On the May 1st, we opened our flash fiction submissions for the first time in 6 months and you didn’t disappoint. What a way to christen or new Gauntlet. Thank you.
What is The Gauntlet?
Since the start of Shotgun Honey we have had at least a three member submission team who review each and every story received. That team originated with the founders Kent Gowran, who’s crazy idea it was to start a flashzine, Sabrina Ogden, who provided a solid reader’s perspective, and myself, who wasn’t smart enough to let it go. After year one, we have been fortunate enough to have a series of volunteer submission editors to keep our offering fresh and honest. After 12 years, I am personally thankful to each member who bravely stood between you and our virtual flash fiction journal.
Thank you Jen Conley, Chris Irvin, Chad Rohrbacher, Angel Luis Colón, Nick Kolakowski, Renee Pickup, Hector Acosta, Nikki Dolson, Paul Garth, David Tromblay, and Michel Lee Garrett.
The New Gauntlet
Michel Lee Garrett is returning for another turn at The Gauntlet, joined by Michelle Kubitz, and Andy Boyle.



Michel Lee Garrett is a noir fiction author and Pennsyltucky poet.

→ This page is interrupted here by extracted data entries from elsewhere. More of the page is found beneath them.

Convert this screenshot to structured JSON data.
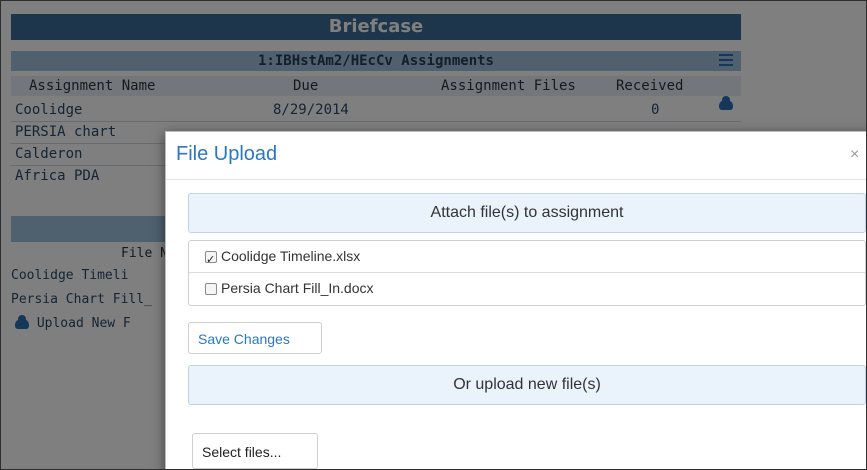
{
  "briefcase": {
    "title": "Briefcase",
    "subtitle": "1:IBHstAm2/HEcCv Assignments",
    "columns": [
      "Assignment Name",
      "Due",
      "Assignment Files",
      "Received"
    ],
    "rows": [
      {
        "name": "Coolidge",
        "due": "8/29/2014",
        "received": "0"
      },
      {
        "name": "PERSIA chart",
        "due": "",
        "received": ""
      },
      {
        "name": "Calderon",
        "due": "",
        "received": ""
      },
      {
        "name": "Africa PDA",
        "due": "",
        "received": ""
      }
    ],
    "files_header": "File Na",
    "files": [
      "Coolidge Timeli",
      "Persia Chart Fill_",
      "Upload New F"
    ]
  },
  "modal": {
    "title": "File Upload",
    "close": "×",
    "attach_header": "Attach file(s) to assignment",
    "files": [
      {
        "label": "Coolidge Timeline.xlsx",
        "checked": true
      },
      {
        "label": "Persia Chart Fill_In.docx",
        "checked": false
      }
    ],
    "save_label": "Save Changes",
    "upload_header": "Or upload new file(s)",
    "select_label": "Select files..."
  },
  "colors": {
    "title_bar": "#3d6c96",
    "sub_bar": "#9fc1df",
    "accent": "#2a78c4"
  }
}
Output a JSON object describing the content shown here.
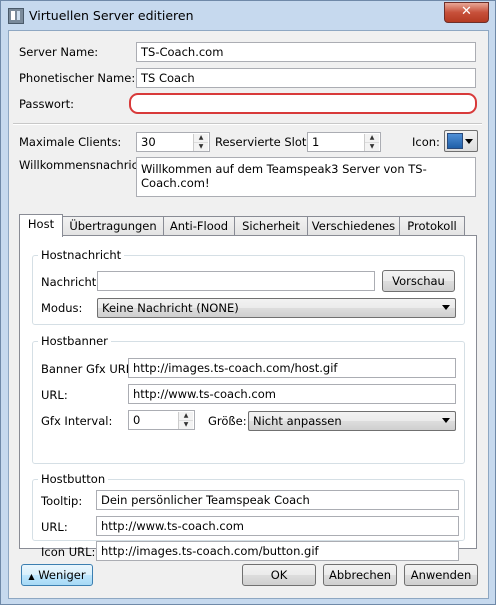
{
  "window": {
    "title": "Virtuellen Server editieren",
    "close_glyph": "✕"
  },
  "fields": {
    "server_name_label": "Server Name:",
    "server_name_value": "TS-Coach.com",
    "phonetic_label": "Phonetischer Name:",
    "phonetic_value": "TS Coach",
    "password_label": "Passwort:",
    "password_value": "",
    "max_clients_label": "Maximale Clients:",
    "max_clients_value": "30",
    "reserved_label": "Reservierte Slots:",
    "reserved_value": "1",
    "icon_label": "Icon:",
    "welcome_label": "Willkommensnachricht:",
    "welcome_value": "Willkommen auf dem Teamspeak3 Server von TS-Coach.com!"
  },
  "tabs": [
    "Host",
    "Übertragungen",
    "Anti-Flood",
    "Sicherheit",
    "Verschiedenes",
    "Protokoll"
  ],
  "hostmessage": {
    "group_title": "Hostnachricht",
    "message_label": "Nachricht:",
    "message_value": "",
    "preview_button": "Vorschau",
    "mode_label": "Modus:",
    "mode_value": "Keine Nachricht (NONE)"
  },
  "hostbanner": {
    "group_title": "Hostbanner",
    "gfx_url_label": "Banner Gfx URL:",
    "gfx_url_value": "http://images.ts-coach.com/host.gif",
    "url_label": "URL:",
    "url_value": "http://www.ts-coach.com",
    "interval_label": "Gfx Interval:",
    "interval_value": "0",
    "size_label": "Größe:",
    "size_value": "Nicht anpassen"
  },
  "hostbutton": {
    "group_title": "Hostbutton",
    "tooltip_label": "Tooltip:",
    "tooltip_value": "Dein persönlicher Teamspeak Coach",
    "url_label": "URL:",
    "url_value": "http://www.ts-coach.com",
    "icon_url_label": "Icon URL:",
    "icon_url_value": "http://images.ts-coach.com/button.gif"
  },
  "footer": {
    "less_button": "Weniger",
    "less_glyph": "▲",
    "ok_button": "OK",
    "cancel_button": "Abbrechen",
    "apply_button": "Anwenden"
  },
  "colors": {
    "error_border": "#d83a3a",
    "window_frame": "#c6d9ee",
    "close_button": "#c7503a"
  }
}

A queer and transgender writer, her work seeks to examine how inequitable systems manufacture injustice, and how the human condition is ultimately one of rebellion against an absurd world. Her fiction has appeared from Flame Tree Press, Shotgun Honey, Down & Out Books, Cowboy Jamboree, and others. She is the editor of Burning Down The House, a charity anthology incited by the songs of the Talking Heads to benefit the fight against climate change, forthcoming from Shotgun Honey.
Michelle Kubitz is a member of Sisters in Crime and Mystery Writers of America (MWA). Her short story “Cracked” appeared in Cooked To Death II: Lying on a Plate. Kubitz previously received the Hugh Holton Award recognizing promising new writers by the MWA – Midwest Chapter. Her novel “Irreversible” won first runner-up for the Killer Nashville Claymore Award. Michelle (most people call her Shelley) comes from a one-stoplight Midwestern town and her stories reflect those small-town secrets she grew up overhearing.
Andy Boyle loves telling stories about people thrown into awful situations. A longtime journalist, his writing has been featured in Esquire, the Chicago Tribune, the Chicago Sun-Times, the Boston Globe, and The New York Times Regional Media Group, where his work was cited in the 2012 Pulitzer Prize for Breaking News. He’s published two nonfiction books with Penguin Random House and has had his short fiction published in Rock and a Hard Place magazine, with more coming soon. He lives in Chicago.
We look for a great year of stories busting through this Gauntlet. Thank you again for your contributions, and to our Gauntlet members, past and present.